I have a court date but in the meantime I'm not seeing him don't know where he is and am getting no response from her when I ask how he is. It's all so wrong and I feel completely devastated. I had considered ringing 101 but I doubt they would be interested or whether they could do anything.
Hi there
I don't think it would be a good idea to call 101 at this point, you have a date for the hearing and although it's hard, it's better to let things take their course.
If you have concerns, of course you should raise them, but be calm and reasoned about it, it's likely they will have spoken to your ex before they talk to you and therefore it's likely they will be aware of the strained relationship between you both. It might help if you pick one or two of what you think are your biggest concerns and write down what you want to say about them.

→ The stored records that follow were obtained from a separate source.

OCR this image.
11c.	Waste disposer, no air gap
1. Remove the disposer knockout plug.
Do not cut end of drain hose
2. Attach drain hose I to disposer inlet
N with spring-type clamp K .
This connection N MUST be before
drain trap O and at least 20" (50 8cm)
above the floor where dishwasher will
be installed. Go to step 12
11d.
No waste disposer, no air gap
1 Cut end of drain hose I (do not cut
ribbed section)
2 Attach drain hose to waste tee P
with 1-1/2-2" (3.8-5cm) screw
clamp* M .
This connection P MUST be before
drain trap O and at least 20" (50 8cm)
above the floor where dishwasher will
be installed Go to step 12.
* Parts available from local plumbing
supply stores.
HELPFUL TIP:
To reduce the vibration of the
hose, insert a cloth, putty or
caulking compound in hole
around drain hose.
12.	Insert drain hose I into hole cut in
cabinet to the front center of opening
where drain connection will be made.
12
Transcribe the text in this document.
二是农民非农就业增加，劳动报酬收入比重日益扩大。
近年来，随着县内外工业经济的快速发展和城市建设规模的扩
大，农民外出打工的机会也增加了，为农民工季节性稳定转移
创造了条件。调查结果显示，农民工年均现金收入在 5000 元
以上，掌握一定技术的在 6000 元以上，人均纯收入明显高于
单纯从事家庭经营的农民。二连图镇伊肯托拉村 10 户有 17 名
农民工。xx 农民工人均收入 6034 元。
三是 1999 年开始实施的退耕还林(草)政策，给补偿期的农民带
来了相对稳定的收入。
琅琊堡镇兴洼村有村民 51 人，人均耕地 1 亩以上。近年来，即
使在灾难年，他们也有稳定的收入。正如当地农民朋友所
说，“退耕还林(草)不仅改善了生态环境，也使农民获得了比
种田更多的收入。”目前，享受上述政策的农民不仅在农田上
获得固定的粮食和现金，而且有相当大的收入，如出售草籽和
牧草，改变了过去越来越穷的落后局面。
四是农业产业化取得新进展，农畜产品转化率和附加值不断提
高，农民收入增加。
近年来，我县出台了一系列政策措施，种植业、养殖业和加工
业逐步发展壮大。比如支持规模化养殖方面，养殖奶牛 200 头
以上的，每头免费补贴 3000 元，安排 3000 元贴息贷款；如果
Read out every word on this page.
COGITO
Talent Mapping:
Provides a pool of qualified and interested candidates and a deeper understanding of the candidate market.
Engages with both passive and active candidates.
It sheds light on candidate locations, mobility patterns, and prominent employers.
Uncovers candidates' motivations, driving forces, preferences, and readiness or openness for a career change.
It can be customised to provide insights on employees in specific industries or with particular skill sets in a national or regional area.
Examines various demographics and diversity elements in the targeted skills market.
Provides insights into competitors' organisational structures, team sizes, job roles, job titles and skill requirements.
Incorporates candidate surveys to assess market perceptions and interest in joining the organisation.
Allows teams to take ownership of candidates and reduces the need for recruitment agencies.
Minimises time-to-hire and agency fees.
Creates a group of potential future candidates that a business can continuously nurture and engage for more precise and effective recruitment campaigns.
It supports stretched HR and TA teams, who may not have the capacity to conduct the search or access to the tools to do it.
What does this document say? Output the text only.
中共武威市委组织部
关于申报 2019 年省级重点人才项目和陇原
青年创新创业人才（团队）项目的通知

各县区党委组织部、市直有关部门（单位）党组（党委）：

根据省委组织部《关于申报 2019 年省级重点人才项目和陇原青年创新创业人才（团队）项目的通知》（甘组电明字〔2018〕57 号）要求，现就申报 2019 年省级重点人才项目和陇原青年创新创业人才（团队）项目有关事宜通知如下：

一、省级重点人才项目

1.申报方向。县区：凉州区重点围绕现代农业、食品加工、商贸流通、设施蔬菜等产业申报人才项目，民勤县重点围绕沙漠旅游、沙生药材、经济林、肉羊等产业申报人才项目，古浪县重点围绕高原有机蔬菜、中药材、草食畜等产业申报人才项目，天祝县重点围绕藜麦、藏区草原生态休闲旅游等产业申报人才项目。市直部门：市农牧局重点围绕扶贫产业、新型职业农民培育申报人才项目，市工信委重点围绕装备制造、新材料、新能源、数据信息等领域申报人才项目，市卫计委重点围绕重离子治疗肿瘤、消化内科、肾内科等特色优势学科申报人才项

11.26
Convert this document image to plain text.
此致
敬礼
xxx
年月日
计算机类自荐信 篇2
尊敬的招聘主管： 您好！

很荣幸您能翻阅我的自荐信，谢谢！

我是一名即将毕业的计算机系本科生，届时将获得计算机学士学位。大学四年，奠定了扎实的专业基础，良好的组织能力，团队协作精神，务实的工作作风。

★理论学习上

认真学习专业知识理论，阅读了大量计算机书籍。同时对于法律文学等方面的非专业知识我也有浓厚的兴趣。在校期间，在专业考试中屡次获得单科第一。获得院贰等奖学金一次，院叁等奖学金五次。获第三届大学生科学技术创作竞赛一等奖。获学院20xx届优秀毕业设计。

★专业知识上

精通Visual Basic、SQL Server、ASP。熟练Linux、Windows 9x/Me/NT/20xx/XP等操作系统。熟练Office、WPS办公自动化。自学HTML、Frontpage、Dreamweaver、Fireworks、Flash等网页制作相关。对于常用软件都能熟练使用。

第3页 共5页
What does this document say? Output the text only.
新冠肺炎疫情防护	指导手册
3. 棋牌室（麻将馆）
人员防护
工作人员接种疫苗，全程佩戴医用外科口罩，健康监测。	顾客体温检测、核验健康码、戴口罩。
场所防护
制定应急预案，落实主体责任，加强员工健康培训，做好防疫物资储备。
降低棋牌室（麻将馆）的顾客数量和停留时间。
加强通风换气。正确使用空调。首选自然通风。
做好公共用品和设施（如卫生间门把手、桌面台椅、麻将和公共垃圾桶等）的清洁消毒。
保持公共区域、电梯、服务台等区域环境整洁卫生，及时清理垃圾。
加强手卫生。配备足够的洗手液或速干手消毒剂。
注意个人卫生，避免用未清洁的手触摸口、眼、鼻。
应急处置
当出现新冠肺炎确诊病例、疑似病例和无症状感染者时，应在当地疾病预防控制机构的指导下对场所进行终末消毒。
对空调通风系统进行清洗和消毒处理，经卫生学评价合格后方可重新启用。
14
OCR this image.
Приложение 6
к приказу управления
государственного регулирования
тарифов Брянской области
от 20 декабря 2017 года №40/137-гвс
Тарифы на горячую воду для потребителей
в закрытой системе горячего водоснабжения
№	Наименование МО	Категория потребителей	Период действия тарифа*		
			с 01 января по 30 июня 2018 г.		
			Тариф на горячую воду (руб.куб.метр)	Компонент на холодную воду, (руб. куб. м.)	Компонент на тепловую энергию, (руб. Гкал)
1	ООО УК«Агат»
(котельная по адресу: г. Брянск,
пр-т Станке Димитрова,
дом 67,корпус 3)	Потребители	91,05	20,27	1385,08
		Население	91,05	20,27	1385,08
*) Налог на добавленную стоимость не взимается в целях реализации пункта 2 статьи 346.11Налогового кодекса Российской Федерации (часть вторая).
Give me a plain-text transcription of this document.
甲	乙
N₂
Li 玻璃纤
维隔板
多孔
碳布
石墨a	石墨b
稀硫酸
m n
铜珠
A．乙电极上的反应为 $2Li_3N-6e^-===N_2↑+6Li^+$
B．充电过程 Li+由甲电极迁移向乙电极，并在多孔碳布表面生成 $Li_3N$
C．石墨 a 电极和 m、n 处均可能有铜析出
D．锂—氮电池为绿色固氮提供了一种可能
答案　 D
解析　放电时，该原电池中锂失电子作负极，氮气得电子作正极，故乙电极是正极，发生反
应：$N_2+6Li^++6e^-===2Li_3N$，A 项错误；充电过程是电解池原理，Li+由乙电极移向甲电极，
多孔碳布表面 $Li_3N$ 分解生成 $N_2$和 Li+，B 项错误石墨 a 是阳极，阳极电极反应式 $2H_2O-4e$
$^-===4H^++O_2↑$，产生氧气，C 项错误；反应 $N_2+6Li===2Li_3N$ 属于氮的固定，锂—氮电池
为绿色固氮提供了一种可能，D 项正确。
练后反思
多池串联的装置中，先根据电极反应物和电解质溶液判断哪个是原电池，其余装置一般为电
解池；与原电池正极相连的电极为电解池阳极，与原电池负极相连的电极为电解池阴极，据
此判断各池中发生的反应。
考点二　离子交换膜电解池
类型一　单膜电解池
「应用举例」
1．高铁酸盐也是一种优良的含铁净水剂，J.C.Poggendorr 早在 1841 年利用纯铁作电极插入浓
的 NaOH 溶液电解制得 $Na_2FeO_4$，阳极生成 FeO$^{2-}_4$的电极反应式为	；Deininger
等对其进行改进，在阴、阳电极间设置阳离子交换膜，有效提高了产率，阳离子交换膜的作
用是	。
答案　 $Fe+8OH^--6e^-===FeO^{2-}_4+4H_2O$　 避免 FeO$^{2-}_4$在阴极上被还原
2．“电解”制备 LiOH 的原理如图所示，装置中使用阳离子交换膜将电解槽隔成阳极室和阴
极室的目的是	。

At the same time, you can express the wish that in the future you hope that as parents, you can both put the past behind you and be the best parents you can be and work together in your child's best interests. If you think she's been a good mother, aside from your concerns, you can say that too...it helps to give some balance.
All the best
Thanks. I have good days but more bad at the moment. It's all wrong but I'll deal with it as best I can. I had so many concerns that it's going to be difficult to focus on the positives of which there weren't many. But all it will do is make me look like someone I'm not if I keep going on about them. I'll focus on the few main issues as they are serious concerns. Of course in the future i want us to be able to be civil but right now all I feel is sadness, anger and hatred unfortunately, how else could i feel having had someone deny me the right to see my child for no good reason at all. I can see how this ordeal makes people very Ill.
Hi Sad_dad,
Not much advice just encouragement mate.
I remember very well your feelings about 'the other parent' who is meant to be looking out for the best interests and well being of your son.
Its hard not to think like that about them at times..... as difficult as it can be keep looking after yourself in the mean time as these issues usually go on for a bit longer than people realise, It's emotionally and mentally taxing so get yourself in a good routine now and set yourself up. There's a good bit about quickly reducing anxiety in the home section with a little video, learning and practicing these little things surprisingly does help.
Hope you get to see your son again soon.